By Rudy Lemcke–
The other day I was talking to a friend about a song I had heard by the band Radiohead called “Glass Eyes.” The song ends with the lyrics:
“And the path trails off
And heads down a mountain
Through the dry bush, I don’t know where it leads
I don’t really care
I feel this love to the core
I feel this love to the core”
I said to my friend, “How could someone write a piece of music that sounds this beautiful? I don’t think I’ve ever listened to music the way I do now.” And my friend replied, “My father was like that when he got older, too.”
This exchange makes me reflect on my aging self and about the changes I’ve been going through as I have grown older.
Now in my early 70s and coping with the physical changes one experiences as we age, I know I won’t be climbing any mountains or running a marathon, but I’ve found a new sense of contentment with my place in the world and satisfaction with my life that I believe is more important. As I’ve grown older, I’ve found that the question of identity has shifted and returned to its earlier fluidity.

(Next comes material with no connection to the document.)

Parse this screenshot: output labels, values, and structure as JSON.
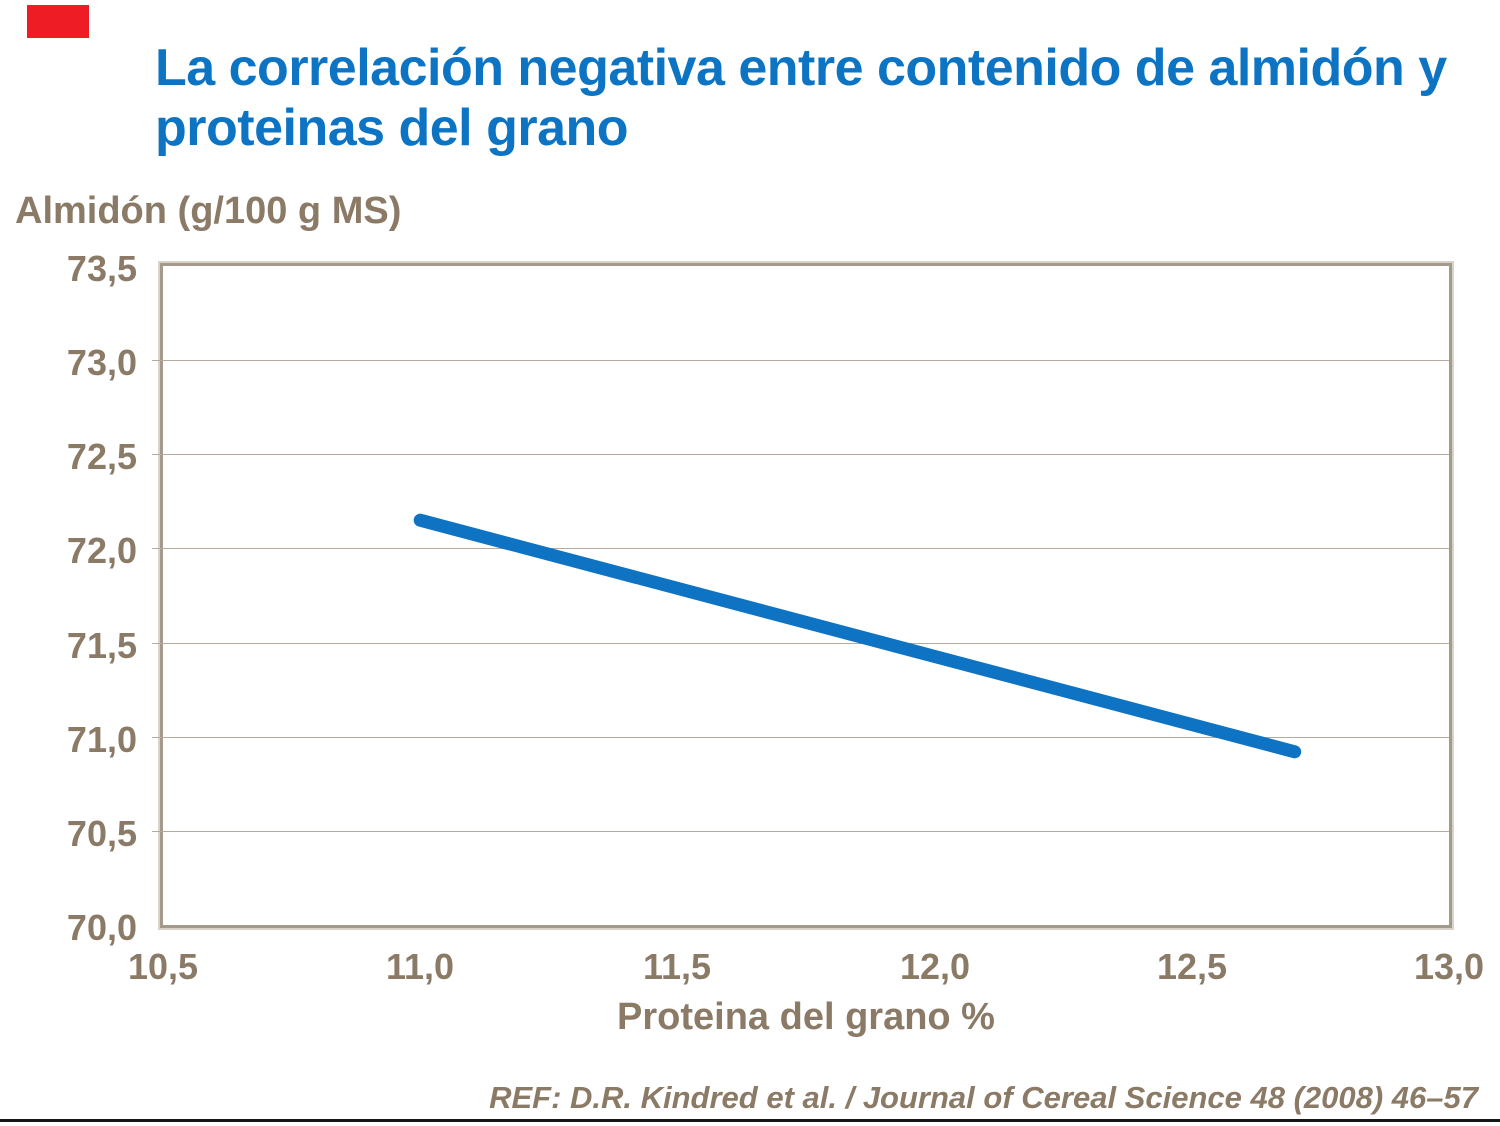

Success no longer means the same thing to me as it did in my youth, and I’ve come to appreciate the perspective that age has brought me. I’ve learned who I am and what I’ve accomplished, and my priorities have shifted accordingly. My values have become more clearly defined, and I’ve found greater peace with myself than I ever did by striving to achieve what my younger self deemed important. As the reality of my own mortality grows closer and I experience the profound loss of loved ones, I find that the importance of living life fully comes into sharper focus. This newfound clarity has brought a sense of fulfillment and meaning to my life that I never could have imagined in my youth. Even as new physical limitations arise, the ability to cope with these changes comes from a center that is not physical.
What is it exactly that opened me up to growing older, allowing me to “feel this love to the core” as the song goes? I think it is the discovery of the secret meaning of our individual lives—or at least mine. It’s no huge lightning bolt revelation but rather a quiet understanding of the path in life I took and how I came to be here in this place and time. I can see the long trajectory of my life choices that have led to this inevitable moment. Some regrets, maybe, yes. But I am better equipped to acknowledge the path I took—and continue on—and am able to make a certain peace with the histories that I can’t change or rewrite.
At the center of it all is a collection of memories and reasons, like old letters in a shoebox. Each one holds a story, a connection, and a choice that has brought me to this point. As I reflect on these letters, I find beauty in the uniqueness of my journey, and the deep connections and love that are among my most cherished memories. It is here I find and “feel the love to the core” and the place from which I draw strength.
As a visual artist, my sense of self, my center, has always been intertwined with my artistic expression. My life choices and experiences have shaped me into who I am today. Recently, during the COVID-19 pandemic, I created an art exhibition at the Institute for Contemporary Art in San José titled The Transit of Venus, where my intention is to express our zeitgeist (the spirit of our time). The piece draws inspiration from early Modernists who were navigating the rapid changes brought on by industrialization and urbanization a century ago, and I draw parallels to our current time of rapid technological change and globalism.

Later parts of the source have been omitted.